The crisis also had a deep impact on the economy in Israel, which underwent a second year of recession in 2002 with negative growth of its gross domestic product (GDP), the report says. It cited Bank of Israel estimates that the intifada cost the economy between 3 and 3.8 per cent of GDP in 2002.
The period from June 2002 to May 2003 was marked by a deepening of the economic and social crisis in the occupied territories, the report says, with unemployment rising to between 31 and 38 per cent and cumulative income per capita dropping in 2002 to below 50 per cent of its 1999 level.
“The severe restrictions on movements of persons and goods within the occupied territories and between these and Israel have resulted in a dramatic decline in consumption, income and employment levels, and unprecedented contraction of economic activity, including output, trade and investment”, the report says. “The present situation is untenable and cannot be allowed to continue.”
However, the report also says the situation may have reached a “turning point” since early this year, due to political developments on the ground as well as the emergence of the so-called “road map” proposed by the international community aimed at creating an independent Palestinian State and ending the long-standing conflict within two years.
The report also cited “a moderate easing of closures” as of early 2003 compared with the near-complete closure imposed during March-April 2002, as well as an increase in the number of work permits issued to Palestinian workers for employment in Israel, resumption of tax payments collected by Israel on behalf of the Palestinian Authority, the resilience of Palestinian workers and employers and the flow of international aid as factors in a modest stabilization of the economic situation.
Nevertheless, border closures in the occupied territories remain a “dominant feature of daily life”, and the construction of a separation wall along the western border of the West Bank, military incursions, destructions and losses of human lives, and the pursuit of the Israeli settlements policy have lead to further economic and social deterioration, the report says.
Referring to the new perspectives opened by the “Road Map”, the report underlines that “building labour institutions becomes an essential component towards statehood”.
The ILO has already contributed US$1.4 million from its own budget for the establishment of a Palestinian Fund for Employment and Social Protection.
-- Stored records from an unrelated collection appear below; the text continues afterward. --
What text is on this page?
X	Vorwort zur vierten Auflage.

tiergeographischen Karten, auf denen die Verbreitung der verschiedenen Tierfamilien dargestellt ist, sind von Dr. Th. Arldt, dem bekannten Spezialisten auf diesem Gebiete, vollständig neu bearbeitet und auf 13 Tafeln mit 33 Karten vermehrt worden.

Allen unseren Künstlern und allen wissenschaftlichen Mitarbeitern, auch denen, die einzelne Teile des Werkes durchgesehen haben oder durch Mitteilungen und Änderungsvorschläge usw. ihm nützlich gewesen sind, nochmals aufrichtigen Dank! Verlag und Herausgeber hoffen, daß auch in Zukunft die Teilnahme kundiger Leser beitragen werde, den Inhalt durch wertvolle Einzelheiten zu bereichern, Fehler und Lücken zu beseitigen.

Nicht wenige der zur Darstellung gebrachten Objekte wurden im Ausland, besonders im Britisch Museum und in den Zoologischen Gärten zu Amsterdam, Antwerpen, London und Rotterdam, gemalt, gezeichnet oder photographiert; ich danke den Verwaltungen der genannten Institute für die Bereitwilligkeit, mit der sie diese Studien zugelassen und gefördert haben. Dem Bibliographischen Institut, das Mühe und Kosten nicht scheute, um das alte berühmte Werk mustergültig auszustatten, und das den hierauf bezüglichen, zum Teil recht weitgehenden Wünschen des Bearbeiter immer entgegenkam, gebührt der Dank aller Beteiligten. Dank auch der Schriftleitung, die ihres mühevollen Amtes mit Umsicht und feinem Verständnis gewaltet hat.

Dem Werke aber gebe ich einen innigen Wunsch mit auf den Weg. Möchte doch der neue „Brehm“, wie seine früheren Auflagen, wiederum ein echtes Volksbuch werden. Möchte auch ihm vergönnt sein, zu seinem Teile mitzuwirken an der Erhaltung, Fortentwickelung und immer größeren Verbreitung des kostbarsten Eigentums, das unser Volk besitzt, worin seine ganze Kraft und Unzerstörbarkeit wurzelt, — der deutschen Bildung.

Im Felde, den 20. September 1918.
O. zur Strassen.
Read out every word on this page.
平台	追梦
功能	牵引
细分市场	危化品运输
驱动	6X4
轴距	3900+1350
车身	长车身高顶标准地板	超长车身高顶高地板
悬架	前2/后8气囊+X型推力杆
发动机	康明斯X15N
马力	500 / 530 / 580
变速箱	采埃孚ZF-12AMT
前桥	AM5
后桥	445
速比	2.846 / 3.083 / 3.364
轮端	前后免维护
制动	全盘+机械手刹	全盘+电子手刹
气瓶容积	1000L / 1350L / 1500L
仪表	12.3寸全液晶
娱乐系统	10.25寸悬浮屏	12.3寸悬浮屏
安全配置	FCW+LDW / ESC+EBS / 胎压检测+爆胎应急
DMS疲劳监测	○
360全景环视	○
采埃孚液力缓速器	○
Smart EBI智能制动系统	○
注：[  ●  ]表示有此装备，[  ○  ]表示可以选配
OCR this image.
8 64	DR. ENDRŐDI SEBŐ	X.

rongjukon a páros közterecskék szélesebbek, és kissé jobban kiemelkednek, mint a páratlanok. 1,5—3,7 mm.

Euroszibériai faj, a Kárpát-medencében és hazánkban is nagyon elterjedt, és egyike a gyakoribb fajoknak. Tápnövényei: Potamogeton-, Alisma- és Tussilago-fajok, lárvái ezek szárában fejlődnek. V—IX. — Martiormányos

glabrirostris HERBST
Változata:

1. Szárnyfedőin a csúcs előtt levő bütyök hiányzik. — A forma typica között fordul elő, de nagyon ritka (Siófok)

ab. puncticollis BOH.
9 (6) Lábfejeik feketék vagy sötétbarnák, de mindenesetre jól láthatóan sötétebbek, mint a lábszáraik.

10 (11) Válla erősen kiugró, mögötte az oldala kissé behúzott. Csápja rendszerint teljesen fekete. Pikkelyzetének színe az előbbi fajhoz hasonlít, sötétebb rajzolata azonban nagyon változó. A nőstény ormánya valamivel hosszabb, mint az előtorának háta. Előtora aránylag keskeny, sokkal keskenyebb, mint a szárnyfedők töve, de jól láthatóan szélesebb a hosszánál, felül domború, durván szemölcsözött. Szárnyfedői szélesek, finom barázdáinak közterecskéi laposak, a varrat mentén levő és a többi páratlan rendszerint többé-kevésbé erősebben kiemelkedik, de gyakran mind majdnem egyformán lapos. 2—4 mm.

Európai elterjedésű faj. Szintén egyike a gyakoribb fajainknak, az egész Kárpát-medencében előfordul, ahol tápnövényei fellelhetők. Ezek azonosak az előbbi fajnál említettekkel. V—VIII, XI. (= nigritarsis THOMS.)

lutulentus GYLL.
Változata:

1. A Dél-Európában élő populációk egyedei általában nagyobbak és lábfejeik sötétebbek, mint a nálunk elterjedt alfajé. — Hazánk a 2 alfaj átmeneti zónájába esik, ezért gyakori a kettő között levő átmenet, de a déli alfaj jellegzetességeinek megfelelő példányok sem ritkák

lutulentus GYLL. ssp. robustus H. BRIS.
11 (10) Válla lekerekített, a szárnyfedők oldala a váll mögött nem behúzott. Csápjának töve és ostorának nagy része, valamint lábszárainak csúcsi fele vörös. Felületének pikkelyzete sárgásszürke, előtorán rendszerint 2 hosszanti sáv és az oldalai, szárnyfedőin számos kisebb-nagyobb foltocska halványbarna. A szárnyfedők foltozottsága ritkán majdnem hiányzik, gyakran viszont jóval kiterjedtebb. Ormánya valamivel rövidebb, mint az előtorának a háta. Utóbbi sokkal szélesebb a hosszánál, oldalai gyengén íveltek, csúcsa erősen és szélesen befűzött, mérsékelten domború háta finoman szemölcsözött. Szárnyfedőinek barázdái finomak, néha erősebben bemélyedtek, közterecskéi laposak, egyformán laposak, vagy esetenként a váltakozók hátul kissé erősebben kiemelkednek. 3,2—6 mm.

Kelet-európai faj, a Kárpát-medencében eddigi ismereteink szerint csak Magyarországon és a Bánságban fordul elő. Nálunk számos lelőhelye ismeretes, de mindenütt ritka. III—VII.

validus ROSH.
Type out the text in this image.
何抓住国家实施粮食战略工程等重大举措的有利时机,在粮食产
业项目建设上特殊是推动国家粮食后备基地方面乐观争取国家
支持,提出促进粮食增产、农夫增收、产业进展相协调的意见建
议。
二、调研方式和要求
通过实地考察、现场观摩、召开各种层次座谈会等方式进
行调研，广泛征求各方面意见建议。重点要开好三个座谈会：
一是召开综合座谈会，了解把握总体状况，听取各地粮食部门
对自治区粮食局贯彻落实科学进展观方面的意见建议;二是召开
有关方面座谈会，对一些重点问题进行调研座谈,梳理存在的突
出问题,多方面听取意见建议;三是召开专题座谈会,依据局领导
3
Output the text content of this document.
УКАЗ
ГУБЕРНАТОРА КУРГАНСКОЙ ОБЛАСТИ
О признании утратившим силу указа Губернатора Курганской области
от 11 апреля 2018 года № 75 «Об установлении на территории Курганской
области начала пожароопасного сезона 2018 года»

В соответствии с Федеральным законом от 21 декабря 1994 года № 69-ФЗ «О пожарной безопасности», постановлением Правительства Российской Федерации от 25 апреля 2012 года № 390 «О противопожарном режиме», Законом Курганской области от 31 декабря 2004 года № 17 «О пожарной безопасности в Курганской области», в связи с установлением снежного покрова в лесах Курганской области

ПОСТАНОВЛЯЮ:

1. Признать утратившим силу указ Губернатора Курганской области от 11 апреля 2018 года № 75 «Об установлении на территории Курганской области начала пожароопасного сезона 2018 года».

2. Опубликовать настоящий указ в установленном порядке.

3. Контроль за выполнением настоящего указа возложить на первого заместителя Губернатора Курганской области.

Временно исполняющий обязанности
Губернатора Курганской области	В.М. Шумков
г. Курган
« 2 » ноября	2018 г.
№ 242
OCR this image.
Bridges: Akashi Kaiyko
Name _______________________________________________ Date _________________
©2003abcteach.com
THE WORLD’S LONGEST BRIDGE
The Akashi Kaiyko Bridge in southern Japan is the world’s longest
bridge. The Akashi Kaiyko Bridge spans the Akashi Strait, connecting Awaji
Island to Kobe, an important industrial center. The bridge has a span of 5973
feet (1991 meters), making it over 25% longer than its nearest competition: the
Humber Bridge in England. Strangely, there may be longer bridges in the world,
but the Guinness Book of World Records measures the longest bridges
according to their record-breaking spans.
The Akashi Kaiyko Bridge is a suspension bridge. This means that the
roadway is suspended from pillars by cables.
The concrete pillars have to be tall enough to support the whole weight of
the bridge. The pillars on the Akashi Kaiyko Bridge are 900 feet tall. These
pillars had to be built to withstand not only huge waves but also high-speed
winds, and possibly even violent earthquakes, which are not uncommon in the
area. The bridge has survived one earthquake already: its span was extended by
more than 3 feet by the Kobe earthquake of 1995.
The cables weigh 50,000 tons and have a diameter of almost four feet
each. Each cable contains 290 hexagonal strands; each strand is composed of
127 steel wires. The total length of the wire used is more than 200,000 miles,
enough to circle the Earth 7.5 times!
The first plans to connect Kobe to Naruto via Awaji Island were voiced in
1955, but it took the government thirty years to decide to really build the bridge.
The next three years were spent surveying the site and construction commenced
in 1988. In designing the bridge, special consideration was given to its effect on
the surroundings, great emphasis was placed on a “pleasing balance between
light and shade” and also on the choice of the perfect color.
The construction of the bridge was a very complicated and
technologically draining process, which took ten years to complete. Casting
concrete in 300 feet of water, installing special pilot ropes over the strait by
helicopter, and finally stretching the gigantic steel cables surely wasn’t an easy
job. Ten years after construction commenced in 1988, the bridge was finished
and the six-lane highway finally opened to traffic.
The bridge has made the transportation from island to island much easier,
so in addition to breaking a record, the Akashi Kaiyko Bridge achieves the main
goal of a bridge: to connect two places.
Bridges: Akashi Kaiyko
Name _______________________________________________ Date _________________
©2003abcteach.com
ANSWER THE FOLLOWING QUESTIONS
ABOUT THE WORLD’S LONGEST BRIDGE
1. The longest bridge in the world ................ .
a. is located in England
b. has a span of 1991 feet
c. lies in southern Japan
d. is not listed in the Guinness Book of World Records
The report says the ILO “will have a role to play in dealing with issues of employment, social security and social dialogue”.
“The ILO has taken and will continue to take steps to strengthen its technical cooperation programme aimed at creating sustainable jobs and future employment opportunities and reforming labour institutions”, says the report.
Working with workers and employers, the ILO will focus on assisting the Palestinian authority in implementing its reform agenda and the establishment of statehood, cooperating with the Ministry of Labour and employers’ and workers’ organizations to become fully functioning institutions within a democratic state; providing technical assistance for establishing and running the Palestinian Fund for Employment and Social Protection; and assisting in the creation of a badly needed system of social protection.
“There is a clear role for healthy social dialogue to prepare and accompany the many reforms required to lead to economic recovery and provide Palestinian workers with rights at work and productive and remunerative employment and protection”, concludes ILO Director-General, Juan Somavia. “In the final analysis, the success of the ILO’s programmes with our constituents is premised on positive political developments and collective cooperation. We shall always be prepared to support dialogue for peace. All of us must nurture hope and move ahead.”